D'altra parte, è la 194 stessa - con il suo impianto compromissorio, i
margini interpretativi e l'ambiguità tra diritto e tutela - ad aver
aperto spazi di ambivalenza che oggi vengono sfruttati per colpire
l'autodeterminazione senza abrogare nulla. In questo scenario, il futuro
che si delinea non è quello di un attacco frontale, ma di un'erosione
sistematica e silenziosa, in cui il diritto all'aborto resta formalmente
intatto ma progressivamente svuotato di senso e di applicabilità.
Questa strategia non è isolata: anche a livello internazionale si
assiste a una simile dinamica di riarticolazione normativa e culturale.
Negli Stati Uniti, dopo la sentenza Dobbs contro Jackson molti Stati
hanno introdotto divieti totali o restrizioni severe sull'aborto.
Tuttavia, anche lì, accanto alla repressione diretta, si moltiplicano le
misure indirette: criminalizzazione delle donne e dei medici,
restrizioni all'uso della pillola abortiva, sorveglianza digitale. In
entrambi i contesti, si delinea un presente/futuro inquietante in cui
l'aborto resta formalmente possibile - negli Stati Uniti non in tutti
gli Stati - ma sempre più difficile da praticare. Si tratta di
un'offensiva che unisce nazioni diverse in una comune strategia di
controllo delle capacità riproduttive, agendo non tanto con divieti
assoluti ma con un lento e meticoloso svuotamento del diritto.
La risposta è e sarà sempre la stessa: la risposta è dal basso!
In un contesto in cui il diritto all'aborto viene eroso con strumenti
normativi indiretti, stretto tra proposte legislative insidiose e
narrazioni paternalistiche, la risposta più radicale e necessaria
continua a venire dal basso. È da qui che nasce Facciamo da noi - un
festival sull'aborto, che si terrà il 9, 10 e 11 maggio a Pisa negli
spazi di Exploit e della Casa della donna, organizzato dalla nostra
collettiva Obiezione Respinta (OBRES). Siamo un gruppo nato dal basso e
da un'esperienza concreta di mutualismo - la mappatura degli obiettori e
l'accompagnamento all'IVG - che nel corso degli anni è cresciuto, così
come il lavoro per la costruzione di nuove pratiche per garantire un
aborto libero, sicuro, gratuito, trasformandosi in un vero laboratorio
politico transfemminista, capace di creare reti, pratiche e immaginari
oltre l'emergenza.
In particolare, il 10 maggio alle ore 18, la tavola rotonda ospitata a
Exploit vedrà dialogare alcune tra le realtà più attive nella lotta
internazionale per un aborto libero, sicuro e gratuito: Shout Your
Abortion dagli Stati Uniti, Socorristas en Red dall'Argentina, Le
Planning Familial dalla Francia e l'Ad'iyah Collective dal Regno Unito.
Un momento di scambio fondamentale per riconoscere che l'attacco ai
corpi riproduttivi è globale, ma globale può e deve essere anche la
risposta.
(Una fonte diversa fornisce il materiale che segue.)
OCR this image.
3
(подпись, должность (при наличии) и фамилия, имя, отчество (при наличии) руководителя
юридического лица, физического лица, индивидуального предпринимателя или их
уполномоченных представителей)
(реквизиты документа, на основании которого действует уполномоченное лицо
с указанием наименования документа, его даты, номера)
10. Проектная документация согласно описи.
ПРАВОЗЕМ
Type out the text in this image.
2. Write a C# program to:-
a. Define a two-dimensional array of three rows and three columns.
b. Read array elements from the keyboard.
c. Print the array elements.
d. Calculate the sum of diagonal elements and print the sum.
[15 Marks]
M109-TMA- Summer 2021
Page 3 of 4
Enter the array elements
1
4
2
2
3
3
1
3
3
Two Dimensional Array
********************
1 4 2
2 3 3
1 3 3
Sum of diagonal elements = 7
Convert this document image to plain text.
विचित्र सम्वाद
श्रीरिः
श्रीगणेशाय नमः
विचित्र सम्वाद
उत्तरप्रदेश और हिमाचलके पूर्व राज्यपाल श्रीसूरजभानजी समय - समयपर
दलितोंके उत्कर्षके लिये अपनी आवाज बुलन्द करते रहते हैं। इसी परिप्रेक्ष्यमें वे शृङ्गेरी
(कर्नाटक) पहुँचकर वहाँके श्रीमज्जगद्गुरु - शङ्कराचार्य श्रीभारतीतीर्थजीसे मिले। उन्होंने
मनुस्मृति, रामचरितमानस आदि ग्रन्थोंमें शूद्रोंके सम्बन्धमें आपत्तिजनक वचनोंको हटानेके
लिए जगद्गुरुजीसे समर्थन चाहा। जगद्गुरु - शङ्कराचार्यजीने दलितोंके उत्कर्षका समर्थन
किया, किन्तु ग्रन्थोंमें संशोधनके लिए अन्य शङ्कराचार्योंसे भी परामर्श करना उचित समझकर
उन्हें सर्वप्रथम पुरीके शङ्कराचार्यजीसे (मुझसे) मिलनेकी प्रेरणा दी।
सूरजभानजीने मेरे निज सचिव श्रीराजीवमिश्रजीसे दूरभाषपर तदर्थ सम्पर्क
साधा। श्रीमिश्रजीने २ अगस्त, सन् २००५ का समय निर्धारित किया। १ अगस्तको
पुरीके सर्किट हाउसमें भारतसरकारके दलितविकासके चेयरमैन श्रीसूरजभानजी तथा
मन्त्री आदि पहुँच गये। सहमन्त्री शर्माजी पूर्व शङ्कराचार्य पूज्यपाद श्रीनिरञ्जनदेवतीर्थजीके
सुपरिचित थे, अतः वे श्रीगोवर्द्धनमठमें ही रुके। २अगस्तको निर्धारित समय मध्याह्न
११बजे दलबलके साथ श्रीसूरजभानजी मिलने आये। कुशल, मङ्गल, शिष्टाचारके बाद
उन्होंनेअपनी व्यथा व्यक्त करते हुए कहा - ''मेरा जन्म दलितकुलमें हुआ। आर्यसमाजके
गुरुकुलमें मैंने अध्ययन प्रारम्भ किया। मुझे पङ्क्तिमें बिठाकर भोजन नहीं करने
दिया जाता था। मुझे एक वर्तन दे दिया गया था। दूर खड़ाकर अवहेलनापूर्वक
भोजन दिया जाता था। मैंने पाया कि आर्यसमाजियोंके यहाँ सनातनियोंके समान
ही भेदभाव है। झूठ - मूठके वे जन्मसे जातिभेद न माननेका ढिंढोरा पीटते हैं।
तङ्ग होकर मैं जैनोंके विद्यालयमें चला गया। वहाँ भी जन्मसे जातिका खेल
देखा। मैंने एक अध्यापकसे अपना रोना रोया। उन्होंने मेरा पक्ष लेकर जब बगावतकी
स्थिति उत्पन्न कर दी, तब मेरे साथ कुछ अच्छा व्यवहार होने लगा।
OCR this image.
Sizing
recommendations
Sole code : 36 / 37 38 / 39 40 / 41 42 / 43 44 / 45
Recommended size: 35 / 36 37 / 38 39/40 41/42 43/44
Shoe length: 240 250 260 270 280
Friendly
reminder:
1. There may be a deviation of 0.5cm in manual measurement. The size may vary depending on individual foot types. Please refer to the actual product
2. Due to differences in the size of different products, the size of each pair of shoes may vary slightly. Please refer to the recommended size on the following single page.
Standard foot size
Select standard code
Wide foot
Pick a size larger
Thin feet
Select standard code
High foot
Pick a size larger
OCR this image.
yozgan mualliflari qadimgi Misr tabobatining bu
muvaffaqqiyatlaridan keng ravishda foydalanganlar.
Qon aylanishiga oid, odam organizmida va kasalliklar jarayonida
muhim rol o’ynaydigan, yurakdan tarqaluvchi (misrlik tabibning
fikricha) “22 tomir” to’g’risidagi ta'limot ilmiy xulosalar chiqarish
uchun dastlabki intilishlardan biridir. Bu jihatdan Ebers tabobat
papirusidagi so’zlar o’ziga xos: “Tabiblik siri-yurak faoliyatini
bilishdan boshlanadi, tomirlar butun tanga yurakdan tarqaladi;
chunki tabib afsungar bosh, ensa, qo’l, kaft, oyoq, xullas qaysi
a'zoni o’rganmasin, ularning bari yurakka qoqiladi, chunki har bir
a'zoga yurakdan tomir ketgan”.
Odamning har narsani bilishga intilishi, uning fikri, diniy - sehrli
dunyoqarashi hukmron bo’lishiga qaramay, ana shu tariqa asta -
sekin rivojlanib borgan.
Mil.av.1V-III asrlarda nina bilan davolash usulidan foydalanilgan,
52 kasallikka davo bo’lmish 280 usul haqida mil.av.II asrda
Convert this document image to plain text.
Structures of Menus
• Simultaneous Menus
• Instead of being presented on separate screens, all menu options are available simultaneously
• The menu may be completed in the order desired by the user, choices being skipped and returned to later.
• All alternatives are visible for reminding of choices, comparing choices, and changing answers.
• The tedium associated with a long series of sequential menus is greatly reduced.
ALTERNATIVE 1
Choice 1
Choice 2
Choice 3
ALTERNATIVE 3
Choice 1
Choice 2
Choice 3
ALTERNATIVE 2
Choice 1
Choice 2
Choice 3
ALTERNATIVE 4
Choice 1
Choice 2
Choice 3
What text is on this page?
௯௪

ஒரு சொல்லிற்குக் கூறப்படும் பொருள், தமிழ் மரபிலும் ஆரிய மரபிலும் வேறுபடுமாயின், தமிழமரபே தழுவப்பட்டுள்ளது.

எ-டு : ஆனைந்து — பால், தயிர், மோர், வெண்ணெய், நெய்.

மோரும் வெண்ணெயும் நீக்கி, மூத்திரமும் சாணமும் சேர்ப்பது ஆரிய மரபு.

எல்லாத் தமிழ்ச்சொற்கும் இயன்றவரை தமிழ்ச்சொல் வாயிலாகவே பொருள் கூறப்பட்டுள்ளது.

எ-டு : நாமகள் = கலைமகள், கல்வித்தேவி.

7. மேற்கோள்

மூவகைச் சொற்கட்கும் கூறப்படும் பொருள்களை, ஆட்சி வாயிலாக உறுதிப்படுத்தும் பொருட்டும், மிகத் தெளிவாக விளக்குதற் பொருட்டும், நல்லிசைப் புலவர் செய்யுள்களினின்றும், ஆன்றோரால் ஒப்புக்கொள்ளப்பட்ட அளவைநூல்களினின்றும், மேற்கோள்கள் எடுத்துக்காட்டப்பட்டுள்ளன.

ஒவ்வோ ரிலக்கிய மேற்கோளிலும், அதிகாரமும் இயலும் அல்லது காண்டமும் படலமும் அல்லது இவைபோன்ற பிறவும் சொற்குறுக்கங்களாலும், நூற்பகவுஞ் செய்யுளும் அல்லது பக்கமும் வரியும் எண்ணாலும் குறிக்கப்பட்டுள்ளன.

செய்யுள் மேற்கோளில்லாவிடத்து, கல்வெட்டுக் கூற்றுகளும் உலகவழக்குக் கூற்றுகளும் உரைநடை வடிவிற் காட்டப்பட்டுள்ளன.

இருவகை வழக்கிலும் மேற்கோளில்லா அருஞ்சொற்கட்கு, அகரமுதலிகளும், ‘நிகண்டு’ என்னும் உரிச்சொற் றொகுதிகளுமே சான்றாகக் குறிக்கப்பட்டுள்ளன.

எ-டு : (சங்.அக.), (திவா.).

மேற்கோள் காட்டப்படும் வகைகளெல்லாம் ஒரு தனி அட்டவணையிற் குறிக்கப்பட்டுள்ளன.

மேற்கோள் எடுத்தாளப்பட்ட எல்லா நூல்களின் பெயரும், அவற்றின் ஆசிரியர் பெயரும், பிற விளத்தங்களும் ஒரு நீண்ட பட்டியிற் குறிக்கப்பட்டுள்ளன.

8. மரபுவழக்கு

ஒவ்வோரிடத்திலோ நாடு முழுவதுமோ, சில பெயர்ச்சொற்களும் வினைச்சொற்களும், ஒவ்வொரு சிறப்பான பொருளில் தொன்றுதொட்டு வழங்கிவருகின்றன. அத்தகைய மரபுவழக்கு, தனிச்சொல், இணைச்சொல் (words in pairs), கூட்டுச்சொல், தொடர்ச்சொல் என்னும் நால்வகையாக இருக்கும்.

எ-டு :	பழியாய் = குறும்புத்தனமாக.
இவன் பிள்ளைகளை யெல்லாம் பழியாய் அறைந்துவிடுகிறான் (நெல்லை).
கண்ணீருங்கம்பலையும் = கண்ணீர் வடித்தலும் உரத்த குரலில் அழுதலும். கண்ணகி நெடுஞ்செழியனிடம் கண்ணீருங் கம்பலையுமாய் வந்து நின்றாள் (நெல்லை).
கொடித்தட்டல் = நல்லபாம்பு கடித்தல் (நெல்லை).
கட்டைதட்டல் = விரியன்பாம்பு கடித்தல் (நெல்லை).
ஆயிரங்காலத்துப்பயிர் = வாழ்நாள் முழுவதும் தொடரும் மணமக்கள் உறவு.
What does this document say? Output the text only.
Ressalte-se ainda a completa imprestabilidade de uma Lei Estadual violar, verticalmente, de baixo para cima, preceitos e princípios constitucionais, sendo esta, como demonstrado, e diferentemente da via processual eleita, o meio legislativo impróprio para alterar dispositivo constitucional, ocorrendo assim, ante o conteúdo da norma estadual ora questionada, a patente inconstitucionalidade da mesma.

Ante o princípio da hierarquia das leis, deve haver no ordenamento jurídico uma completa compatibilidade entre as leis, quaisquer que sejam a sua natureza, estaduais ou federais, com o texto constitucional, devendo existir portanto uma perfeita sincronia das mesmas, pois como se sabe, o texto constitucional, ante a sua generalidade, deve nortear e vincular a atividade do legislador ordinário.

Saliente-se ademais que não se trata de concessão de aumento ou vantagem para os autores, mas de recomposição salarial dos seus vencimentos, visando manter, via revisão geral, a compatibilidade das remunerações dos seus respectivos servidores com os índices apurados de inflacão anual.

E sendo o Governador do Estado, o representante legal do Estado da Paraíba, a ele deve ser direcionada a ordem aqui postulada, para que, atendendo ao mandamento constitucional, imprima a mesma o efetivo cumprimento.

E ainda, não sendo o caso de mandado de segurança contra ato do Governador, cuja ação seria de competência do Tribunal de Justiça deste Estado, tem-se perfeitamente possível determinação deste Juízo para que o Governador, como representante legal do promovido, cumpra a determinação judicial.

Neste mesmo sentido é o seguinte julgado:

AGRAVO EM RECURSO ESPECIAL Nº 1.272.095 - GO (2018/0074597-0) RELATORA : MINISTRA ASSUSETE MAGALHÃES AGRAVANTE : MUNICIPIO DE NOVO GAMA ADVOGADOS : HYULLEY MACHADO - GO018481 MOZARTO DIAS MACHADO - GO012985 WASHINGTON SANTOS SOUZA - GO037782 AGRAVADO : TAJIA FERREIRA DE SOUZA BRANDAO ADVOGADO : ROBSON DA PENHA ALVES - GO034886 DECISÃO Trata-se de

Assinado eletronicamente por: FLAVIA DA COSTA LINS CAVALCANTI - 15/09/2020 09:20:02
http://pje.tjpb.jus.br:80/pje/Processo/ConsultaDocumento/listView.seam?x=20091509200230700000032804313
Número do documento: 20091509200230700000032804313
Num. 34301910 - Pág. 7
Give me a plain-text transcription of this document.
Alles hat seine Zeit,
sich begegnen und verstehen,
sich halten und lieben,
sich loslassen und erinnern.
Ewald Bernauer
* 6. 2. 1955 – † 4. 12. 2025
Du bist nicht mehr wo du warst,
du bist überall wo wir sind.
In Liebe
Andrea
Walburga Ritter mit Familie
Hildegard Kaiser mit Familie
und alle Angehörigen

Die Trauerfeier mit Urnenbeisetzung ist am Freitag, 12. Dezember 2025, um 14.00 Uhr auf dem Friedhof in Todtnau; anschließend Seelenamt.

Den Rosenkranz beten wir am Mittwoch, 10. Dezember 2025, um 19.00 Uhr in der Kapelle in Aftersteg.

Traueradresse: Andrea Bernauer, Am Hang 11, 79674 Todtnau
Dall'Argentina agli USA, dalla Francia all'Italia, l'aborto
non è solo un diritto: è una pratica politica che afferma autonomia,
crea alleanze e immagina mondi radicalmente diversi. In un presente
segnato da regressioni istituzionali, incontrarsi, raccontarsi e
organizzarsi rimane l'unico antidoto possibile. Perché lo abbiamo sempre
fatto e continueremo a farlo: lo facciamo da noi!